Results of the international large coil task: a milestone for superconducting magnets in fusion power

Abstract

The aim of the Large Coil Task (LCT) was to demonstrate the reliable operation of large superconducting toroidal field (TF) coils and to prove the design principles and fabrication techniques to be applied for the magnets in a tokamak experimental power reactor. This has been achieved by an outstanding international development effort during more than ten years of cooperation within an IEA agreement. Parties were the US DOE, EURATOM, JAERI and the Swiss government. Six different D-shaped test coils were separately designed, developed and constructed by the LCT participants, then extensively tested together in a compact toroidal array. The ORNL acted for DOE as the LCT operating agent, building and operating the required test facility.
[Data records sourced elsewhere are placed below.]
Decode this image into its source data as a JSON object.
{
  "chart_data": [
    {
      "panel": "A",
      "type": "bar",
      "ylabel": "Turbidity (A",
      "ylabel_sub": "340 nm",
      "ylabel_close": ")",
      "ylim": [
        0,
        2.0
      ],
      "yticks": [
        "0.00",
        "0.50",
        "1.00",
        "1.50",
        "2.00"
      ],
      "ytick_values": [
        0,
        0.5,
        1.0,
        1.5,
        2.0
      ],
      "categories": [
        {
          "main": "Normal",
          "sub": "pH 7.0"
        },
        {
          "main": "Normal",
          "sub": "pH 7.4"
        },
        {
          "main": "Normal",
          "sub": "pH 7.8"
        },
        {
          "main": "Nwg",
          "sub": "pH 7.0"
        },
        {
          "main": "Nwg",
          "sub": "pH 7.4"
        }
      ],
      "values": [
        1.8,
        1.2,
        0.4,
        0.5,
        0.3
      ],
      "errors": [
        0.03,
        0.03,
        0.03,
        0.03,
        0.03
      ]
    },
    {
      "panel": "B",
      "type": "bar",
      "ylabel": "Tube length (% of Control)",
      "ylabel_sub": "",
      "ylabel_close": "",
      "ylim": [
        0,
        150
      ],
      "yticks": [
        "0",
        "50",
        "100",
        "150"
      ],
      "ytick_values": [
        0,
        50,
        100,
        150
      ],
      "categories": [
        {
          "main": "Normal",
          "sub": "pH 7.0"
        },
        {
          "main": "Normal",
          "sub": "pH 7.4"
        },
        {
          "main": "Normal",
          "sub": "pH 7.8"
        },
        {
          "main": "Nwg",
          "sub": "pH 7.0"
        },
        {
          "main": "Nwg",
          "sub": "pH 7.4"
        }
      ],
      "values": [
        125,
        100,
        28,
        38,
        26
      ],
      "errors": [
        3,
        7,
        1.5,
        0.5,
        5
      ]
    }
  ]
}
The US also provided three test coils; the other three participants one coil each. Detailed information on coil design and manufacture and all test data were shared among the LCT participants. After facility shakedown operations and preliminary coil tests, the full six-coil array tests were carried out in a continuous period from the beginning of 1986 until September 1987. Beside the originally planned tests to reach an 8 T design point performance, the tests went well beyond this goal, reaching 9 T peak field in each coil. The experiments also delineated the limits of operability and demonstrated the coil safety under abnormal conditions. For fusion application the transient a.c. field behaviour in the coils was also of great interest. Three of the coils have been tested in this respect and showed excellent performance, with loss values in agreement with the theoretical predictions. At the time of International Experimental Reactor (ITER) activities, it might be worthwhile to mention that LCT demonstrated an effective multinational collaboration in an advanced technology project, involving large scale hardware produced in several countries then assembled and operated as a tightly integrated system.